As ironias são um recurso sofisticado da crítica social, mas só podem ser compreendidas numa sociedade em que os fatos estão bem estabelecidos e o leitor não tem dificuldade para entender a intenção real do autor.

É preciso não ter dúvidas sobre a realidade em que se vive para compreender um texto cuja graça reside – particularmente – em dizer o contrário do que se escreveu. A ironia não quer enganar ninguém. Quer estimular a reflexão de forma divertida, explorando seu próprio absurdo.

Muitas vezes, a ironia é uma forma de driblar uma situação de opressão. Permite ao autor dizer, de forma elíptica, aquilo que não pode ser dito de forma tão clara.

Era um recurso comum sob os regimes absolutistas que antecederam a Revolução Francesa. Mas também fazia escola nos anos 1979 e 1980 na imprensa sob vigilância da censura do regime militar.
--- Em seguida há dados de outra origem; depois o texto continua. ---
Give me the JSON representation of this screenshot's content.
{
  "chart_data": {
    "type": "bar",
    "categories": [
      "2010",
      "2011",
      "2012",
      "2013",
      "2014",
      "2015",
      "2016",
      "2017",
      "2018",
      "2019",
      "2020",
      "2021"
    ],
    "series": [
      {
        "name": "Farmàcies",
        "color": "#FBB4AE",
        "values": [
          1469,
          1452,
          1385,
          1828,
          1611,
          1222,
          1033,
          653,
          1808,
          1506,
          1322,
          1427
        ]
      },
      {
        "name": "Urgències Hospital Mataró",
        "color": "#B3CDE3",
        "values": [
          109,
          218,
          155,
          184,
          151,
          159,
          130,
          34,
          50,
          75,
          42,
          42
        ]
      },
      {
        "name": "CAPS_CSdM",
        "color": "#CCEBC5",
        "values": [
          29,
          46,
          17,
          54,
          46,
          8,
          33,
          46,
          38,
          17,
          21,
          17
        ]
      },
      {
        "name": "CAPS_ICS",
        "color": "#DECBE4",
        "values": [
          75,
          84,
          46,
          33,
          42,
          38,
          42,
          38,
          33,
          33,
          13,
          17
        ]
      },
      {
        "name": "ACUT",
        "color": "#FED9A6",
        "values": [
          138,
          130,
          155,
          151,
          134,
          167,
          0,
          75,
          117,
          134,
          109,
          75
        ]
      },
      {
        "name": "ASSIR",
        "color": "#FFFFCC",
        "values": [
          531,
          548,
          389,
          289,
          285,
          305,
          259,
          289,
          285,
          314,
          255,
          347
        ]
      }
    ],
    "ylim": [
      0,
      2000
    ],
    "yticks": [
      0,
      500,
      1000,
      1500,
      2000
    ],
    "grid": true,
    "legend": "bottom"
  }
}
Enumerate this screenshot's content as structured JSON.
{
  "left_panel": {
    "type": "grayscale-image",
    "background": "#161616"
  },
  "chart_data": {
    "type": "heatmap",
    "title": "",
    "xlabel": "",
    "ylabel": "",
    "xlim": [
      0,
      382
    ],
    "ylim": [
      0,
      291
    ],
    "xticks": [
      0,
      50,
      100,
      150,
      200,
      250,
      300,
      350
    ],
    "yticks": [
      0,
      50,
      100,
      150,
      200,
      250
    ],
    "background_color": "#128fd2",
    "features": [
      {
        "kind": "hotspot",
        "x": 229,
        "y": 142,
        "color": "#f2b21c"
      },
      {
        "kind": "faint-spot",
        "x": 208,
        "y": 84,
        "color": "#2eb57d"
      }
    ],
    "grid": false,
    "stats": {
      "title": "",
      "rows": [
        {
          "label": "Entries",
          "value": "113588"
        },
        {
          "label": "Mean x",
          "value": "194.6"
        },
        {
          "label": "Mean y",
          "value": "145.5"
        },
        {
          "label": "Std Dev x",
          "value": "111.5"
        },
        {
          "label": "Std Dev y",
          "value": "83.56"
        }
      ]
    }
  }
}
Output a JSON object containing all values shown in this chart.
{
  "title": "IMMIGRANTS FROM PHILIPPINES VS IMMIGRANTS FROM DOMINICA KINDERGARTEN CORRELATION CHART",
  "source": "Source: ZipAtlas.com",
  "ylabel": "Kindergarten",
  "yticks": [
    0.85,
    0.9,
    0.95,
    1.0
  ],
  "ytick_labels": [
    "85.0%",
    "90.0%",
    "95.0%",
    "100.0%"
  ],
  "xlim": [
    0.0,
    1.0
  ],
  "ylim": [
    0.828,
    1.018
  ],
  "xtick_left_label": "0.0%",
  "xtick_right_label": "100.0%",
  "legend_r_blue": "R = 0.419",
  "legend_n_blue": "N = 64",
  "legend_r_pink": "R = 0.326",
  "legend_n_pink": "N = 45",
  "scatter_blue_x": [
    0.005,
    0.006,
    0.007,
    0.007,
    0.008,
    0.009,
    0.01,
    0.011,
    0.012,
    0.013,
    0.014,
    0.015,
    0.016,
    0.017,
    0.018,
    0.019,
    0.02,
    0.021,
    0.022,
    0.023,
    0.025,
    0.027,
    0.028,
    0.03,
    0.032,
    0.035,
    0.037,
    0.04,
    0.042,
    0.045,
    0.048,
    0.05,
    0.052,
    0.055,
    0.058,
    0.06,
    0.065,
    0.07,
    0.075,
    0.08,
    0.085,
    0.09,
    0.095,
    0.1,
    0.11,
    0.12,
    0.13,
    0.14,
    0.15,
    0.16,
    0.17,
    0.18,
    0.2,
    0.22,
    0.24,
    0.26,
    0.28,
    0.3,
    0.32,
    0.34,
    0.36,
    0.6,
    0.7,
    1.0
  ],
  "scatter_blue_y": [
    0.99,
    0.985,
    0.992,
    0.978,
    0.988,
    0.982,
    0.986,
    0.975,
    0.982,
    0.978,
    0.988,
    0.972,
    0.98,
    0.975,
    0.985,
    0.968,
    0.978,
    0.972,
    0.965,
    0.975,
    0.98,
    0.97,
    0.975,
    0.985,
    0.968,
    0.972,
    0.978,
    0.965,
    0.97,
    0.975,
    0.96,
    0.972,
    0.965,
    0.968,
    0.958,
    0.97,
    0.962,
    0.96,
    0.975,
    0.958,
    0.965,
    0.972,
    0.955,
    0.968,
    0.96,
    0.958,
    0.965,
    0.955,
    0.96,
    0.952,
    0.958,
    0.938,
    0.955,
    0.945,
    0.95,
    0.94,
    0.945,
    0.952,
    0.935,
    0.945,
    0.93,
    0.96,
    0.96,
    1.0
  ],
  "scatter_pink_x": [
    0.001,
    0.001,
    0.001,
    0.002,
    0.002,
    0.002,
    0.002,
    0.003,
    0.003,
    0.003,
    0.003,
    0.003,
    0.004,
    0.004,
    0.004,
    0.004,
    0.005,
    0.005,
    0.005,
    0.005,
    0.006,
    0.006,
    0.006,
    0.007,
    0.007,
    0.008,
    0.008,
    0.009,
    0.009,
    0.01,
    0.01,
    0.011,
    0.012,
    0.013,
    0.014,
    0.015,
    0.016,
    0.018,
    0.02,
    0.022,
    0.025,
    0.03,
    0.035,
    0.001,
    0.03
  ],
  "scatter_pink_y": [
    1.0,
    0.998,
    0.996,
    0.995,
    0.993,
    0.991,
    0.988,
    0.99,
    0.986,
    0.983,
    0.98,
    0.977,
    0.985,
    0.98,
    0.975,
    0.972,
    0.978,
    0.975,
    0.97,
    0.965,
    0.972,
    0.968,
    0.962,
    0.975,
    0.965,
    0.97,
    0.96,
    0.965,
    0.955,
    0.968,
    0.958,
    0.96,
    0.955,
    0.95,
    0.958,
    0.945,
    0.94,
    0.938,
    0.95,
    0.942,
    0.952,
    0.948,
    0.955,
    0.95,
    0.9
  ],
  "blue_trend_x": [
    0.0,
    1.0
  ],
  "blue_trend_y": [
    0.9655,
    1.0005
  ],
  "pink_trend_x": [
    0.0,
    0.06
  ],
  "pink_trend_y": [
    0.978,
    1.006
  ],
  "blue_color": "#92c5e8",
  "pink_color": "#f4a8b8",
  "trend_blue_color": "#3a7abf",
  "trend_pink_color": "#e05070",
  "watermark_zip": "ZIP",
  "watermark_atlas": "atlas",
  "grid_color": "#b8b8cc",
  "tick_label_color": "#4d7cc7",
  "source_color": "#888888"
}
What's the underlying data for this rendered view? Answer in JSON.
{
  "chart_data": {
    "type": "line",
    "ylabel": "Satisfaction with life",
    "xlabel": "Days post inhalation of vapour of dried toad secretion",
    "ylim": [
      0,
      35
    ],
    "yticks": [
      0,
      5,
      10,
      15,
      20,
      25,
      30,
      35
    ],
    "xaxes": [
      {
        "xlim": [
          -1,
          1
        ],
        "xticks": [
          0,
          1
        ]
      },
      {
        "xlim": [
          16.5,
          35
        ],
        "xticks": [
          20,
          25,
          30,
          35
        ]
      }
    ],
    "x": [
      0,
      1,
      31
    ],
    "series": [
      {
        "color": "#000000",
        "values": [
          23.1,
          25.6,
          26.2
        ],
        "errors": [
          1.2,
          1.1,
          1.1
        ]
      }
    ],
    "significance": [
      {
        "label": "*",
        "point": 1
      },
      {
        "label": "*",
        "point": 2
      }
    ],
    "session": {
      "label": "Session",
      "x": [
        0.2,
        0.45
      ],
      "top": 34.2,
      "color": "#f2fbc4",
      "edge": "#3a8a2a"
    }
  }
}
É um exercício intelectual finíssimo, um caminhar sobre o fio de navalha, e está longe de ser pedante. Basta saber o que “é real e o que é ficção.” Caso contrário, o feitiço se vira contra o feiticeiro -- como ocorreu com todas as pessoas que, confundindo fatos com suas opiniões, imaginaram que o texto de Antônio Prata deveria ser compreendido ao pé da letra.

A dificuldade de compreensão do público é uma demonstração do universo em que a sociedade brasileira está envolvida.

Não acho que o conflito de ideias e opiniões políticas que polariza o país seja prejudicial. Uma polarização semelhante se verifica em outras sociedades e ninguém tem problemas para distinguir um texto irônico de uma argumentação séria. É parte do processo de educação política da população.

O problema se encontra em outra camada do conhecimento, mais básica – os fatos. No Brasil de hoje, está difícil separar os fatos das opiniões.

E aí, peço desculpas a meus colegas jornalistas, mas é obvio que isso tem uma relação direta com o trabalho dos meios de comunicação. Envolvidos, de forma cada vez mais intensa, num esforço político para impedir uma nova vitória do condomínio Lula-Dilma em 2014, eles se encontram numa permanente luta ideológica para criminalizar o governo federal, fazer denúncias de qualquer maneira e não se importam em confundir, em vez de esclarecer. Sua cobertura é tendenciosa e facciosa, até.

Procura-se confundir, em vez de esclarecer. Abandona-se o compromisso com a apuração dos fatos, que exige um esforço de conhecimento, um ato de humildade, para submetê-los a uma opinião pré-estabelecida.

Vigora, em diversos meios, a opinião – errada – de que em política as versões são mais importantes do que os fatos. Este é o melhor caminho para uma ditadura, alertava Hanna Arendt.

A visão que submete os fatos às opiniões é puro absurdo. Procura dar ares legítimos à manipulação e à mentira, formas clássicas de sabotar um regime democrático.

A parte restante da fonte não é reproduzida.